25 April 2012

A Springtime Outing

Last weekend Lovey and I took a road trip down the highway towards Waco.  It was a lovely day and was perfect for mixing pleasure and business.

Our first stop was at Burgundy Pasture Beef Boucherie for a burger.  Sorry I didn't get any photos.  The minute we pulled into the parking lot I began salivating and foaming at the mouth and completely forgot everything except getting in there and gettting my burger.  It is family owned and they fire up their grill several days a week.  Seeing that it is a little over 50 miles south of where we live we don't get down here too often.

This is such a great place.  They raise their own 100% grass fed beef, pork and lamb.  The animals are raised holistically in pastures with no hormones, antibiotics, grain feeding or any other artificial circumstance.  They use no herbicides, pesticides or synthetic fertilizers on their pastures.  All the meats are cut and packaged at The Burgundy Boucherie - with the USDA stamp of approval.  Then they make us hamburgers (actually 3 - we half the 2nd one). 

Their cuts of meat having been appearing on menus of Fort Worth and Dallas restaurants.


Tummies full, we roll back in the car and head for Homestead Heritage Crafts Village north of Waco on a 510-acre homesteading community.  They have blacksmithing, woodworking, pottery, a gristmill, fiber crafts, a great gift barn and a cafĆ© and bakery.  The coolest thing there is The Ploughshare, which is an institute for sustainable culture where they teach you all sorts of agricultrual skills like raising bees, cattle or chicken to mention a few.   They'll also teach you how to build furniture and spin cotton, flax and wool then weave your yarn into all sorts of things.  That's just touching the surface.
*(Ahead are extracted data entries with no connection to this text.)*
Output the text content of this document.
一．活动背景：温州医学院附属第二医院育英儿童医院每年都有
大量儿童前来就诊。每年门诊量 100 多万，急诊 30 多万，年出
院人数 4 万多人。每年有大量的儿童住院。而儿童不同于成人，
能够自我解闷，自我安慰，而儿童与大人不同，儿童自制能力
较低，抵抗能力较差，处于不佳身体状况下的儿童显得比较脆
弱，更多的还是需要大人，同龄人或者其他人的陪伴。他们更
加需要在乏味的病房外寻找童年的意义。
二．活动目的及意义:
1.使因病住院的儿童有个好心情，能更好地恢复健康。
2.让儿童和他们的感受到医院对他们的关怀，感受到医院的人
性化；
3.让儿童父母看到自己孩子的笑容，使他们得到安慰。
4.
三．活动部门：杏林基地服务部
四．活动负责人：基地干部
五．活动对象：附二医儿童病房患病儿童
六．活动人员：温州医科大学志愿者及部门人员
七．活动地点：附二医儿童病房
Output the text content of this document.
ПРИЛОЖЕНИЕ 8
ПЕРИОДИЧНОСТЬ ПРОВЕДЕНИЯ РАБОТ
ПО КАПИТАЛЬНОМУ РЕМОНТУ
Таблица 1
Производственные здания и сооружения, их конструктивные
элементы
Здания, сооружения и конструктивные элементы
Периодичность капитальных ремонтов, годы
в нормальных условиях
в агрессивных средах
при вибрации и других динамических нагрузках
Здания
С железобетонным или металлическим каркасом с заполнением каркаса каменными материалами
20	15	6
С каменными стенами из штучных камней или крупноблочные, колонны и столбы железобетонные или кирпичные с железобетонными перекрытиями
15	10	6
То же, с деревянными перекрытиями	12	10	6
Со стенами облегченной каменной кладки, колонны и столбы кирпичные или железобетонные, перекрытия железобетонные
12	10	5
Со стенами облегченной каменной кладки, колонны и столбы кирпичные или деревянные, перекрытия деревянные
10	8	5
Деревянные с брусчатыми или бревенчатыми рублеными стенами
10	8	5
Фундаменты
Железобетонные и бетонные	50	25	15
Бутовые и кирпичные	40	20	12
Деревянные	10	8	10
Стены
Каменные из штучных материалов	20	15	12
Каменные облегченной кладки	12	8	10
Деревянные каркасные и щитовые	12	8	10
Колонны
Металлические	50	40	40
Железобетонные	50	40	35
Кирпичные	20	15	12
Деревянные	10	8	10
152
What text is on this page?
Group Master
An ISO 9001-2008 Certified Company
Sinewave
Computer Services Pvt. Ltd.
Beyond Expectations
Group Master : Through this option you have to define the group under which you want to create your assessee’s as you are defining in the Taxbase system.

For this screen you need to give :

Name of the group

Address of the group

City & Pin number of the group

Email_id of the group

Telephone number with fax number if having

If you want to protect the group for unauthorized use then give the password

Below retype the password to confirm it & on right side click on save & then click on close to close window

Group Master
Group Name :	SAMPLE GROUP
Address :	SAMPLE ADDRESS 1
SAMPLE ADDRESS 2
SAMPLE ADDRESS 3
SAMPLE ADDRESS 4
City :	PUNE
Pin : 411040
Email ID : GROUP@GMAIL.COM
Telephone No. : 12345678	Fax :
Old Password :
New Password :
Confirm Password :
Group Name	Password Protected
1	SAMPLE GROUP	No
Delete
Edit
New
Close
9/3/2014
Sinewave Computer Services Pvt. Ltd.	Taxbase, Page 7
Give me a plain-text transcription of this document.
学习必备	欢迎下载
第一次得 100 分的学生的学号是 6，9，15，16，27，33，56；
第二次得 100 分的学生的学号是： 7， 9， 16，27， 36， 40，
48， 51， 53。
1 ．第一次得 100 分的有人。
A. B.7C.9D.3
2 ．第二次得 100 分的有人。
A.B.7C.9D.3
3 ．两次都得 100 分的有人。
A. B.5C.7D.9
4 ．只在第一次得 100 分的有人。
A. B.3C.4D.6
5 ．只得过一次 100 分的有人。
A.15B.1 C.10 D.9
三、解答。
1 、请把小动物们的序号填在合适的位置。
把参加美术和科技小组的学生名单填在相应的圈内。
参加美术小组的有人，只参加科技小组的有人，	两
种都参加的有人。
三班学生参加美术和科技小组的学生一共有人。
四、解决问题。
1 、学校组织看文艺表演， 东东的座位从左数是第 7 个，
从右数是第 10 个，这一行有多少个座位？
Lovey had some business at the forge and the woodworking building so I walked around the property and enjoyed the beautiful weather. 

The wildflowers were in bloom.


Indian Paint Brushes



Bluebonnets


Love the Texas Bluebonnets.  They're my favorite.


Evening Primrose


California Poppies


I spent a little time and money at the Grist Mill.
  
You can watch them grind the red wheat.  Even though these people are hard at work they are so willing to share their knowledge with you.  On a past visit they were nice enough to walk us through the whole process.

You can buy the whole grains or purchase the meals and flours ready to use.  I usually buy their pecan waffle mix which is tasty, tasty, tasty.
 
I sauntered over to the Forge to see how Lovey was coming along.  It's really warm in there.


Partly because of this.

The bellows


Tools of the trade

One of the anvils in the shop

Our last bit of business was at the woodworking shop


We watched this demonstration on making dovetail joints


You can take several woodworking classes and make your own rocker, like this.

When I come here I dream of living like this; I'd work in the grist mill and raise bees.  But my life is back up the highway; with Lovey and an office in a high-rise.